Süddeutsche Zeitung

Gaucks Worte zur Nominierung:"Ich bin überwältigt und ein wenig verwirrt"

Joachim Gauck war selbst noch baff, als er mit den Chefs von Union, SPD, Bündnisgrünen und FDP vor die Kameras trat. Er sprach über die wunderbaren Möglichkeiten in einem liebenswerten, "guten Land" - und verriet, dass ihn selbst die Ereignisse überraschten: "Ich bin noch nicht mal gewaschen."

im Wortlaut

Was die Parteivorsitzenden und ihr Kandidat sagten - im Wortlaut:

Joachim Gauck, designierter elfter Bundespräsident:

"Frau Bundeskanzlerin, meine Damen und Herren, die Sie mich nominiert haben, das ist natürlich für mich ein besonderer Tag, wie es in meinem Leben manche besondere Tage gegeben hat. Und am meisten bewegt es mich, dass ein Mensch, der noch geboren ist in diesem finsteren, dunklen Krieg und der 50 Jahre in der Diktatur aufgewachsen ist, und hier seine Arbeiten getan hat, nach der Wiedervereinigung, die Sie dankenswerterweise erwähnt haben, dass ein solcher Mensch jetzt an die Spitze des Staates gerufen wird.
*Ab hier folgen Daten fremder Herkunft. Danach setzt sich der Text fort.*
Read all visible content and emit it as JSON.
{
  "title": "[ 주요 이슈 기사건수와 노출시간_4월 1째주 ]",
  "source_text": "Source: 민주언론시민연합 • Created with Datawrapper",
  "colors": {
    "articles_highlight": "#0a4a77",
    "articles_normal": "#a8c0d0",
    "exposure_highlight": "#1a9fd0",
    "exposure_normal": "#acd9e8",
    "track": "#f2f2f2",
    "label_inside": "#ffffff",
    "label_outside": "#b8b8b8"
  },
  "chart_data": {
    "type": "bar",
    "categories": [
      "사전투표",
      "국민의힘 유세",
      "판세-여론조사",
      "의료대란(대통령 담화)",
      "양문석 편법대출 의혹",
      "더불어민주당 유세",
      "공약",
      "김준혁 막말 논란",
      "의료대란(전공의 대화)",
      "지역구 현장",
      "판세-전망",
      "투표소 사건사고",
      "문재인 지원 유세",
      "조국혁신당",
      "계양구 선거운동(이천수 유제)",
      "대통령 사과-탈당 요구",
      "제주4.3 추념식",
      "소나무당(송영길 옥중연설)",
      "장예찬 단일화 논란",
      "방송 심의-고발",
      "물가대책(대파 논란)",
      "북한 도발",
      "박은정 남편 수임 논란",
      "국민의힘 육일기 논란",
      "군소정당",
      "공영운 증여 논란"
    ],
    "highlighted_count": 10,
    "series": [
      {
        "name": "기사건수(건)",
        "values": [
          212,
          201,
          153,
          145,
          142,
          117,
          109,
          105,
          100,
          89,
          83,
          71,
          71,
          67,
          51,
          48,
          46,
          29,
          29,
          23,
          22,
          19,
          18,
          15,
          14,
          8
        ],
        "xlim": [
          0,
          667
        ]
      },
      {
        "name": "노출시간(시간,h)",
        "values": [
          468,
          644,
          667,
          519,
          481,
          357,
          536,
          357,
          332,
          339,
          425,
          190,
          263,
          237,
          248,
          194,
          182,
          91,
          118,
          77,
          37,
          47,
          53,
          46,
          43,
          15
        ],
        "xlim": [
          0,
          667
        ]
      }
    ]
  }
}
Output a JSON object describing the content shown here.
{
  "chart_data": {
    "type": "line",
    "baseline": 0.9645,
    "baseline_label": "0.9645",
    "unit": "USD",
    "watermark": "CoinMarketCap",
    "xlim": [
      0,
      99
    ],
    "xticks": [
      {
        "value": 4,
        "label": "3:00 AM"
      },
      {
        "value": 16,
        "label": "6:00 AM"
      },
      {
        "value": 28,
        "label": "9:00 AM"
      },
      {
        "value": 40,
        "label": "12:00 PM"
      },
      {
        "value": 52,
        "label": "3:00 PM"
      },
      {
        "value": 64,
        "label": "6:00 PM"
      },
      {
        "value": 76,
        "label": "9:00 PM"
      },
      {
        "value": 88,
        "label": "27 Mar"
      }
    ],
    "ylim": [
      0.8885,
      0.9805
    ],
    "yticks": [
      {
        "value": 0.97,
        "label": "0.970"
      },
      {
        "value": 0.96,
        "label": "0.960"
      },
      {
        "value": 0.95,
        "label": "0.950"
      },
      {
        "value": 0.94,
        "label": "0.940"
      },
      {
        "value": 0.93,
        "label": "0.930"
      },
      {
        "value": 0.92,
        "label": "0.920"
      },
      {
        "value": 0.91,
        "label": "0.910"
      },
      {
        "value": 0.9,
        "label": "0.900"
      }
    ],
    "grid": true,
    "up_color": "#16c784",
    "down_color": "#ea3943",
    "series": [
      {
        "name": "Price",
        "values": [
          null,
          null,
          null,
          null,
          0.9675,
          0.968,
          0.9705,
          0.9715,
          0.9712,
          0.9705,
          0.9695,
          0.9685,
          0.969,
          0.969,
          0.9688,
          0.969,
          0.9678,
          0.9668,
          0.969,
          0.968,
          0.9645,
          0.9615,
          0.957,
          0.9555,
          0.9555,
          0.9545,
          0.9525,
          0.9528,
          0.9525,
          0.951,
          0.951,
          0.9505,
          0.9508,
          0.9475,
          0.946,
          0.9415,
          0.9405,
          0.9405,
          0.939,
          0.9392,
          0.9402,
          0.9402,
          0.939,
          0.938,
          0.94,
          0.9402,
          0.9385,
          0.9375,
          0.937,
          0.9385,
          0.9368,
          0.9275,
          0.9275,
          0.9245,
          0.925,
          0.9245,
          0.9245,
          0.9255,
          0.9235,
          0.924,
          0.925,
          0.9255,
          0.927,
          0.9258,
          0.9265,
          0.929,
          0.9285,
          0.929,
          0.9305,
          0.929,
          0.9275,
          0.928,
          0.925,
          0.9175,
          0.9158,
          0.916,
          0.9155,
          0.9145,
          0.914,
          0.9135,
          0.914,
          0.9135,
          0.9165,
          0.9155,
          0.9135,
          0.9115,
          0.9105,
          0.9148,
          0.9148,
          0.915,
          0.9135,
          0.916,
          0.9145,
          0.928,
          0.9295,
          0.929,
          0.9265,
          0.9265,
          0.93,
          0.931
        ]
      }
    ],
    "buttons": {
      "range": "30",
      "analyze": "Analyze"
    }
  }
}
Und natürlich könnte man mit seinen Defiziten jetzt ein bisschen hantieren und sagen, diese Vorschusslorbeeren, die ich jetzt gehört habe, die möchte ich erst mir verdienen. Aber was mir so unglaublich geholfen hat, ist, dass (an die Vertreter der fünf Parteien, die ihn nominiert haben) Sie sich zusammengefunden haben. Und Sie, Frau Bundeskanzlerin, haben mir auch versichert, dass Sie auch in anderen Zeiten beständig Hochachtung und Zuneigung zu mir empfunden haben. Und das Wichtige daran ist, dass Sie mir Vertrauen entgegengebracht haben.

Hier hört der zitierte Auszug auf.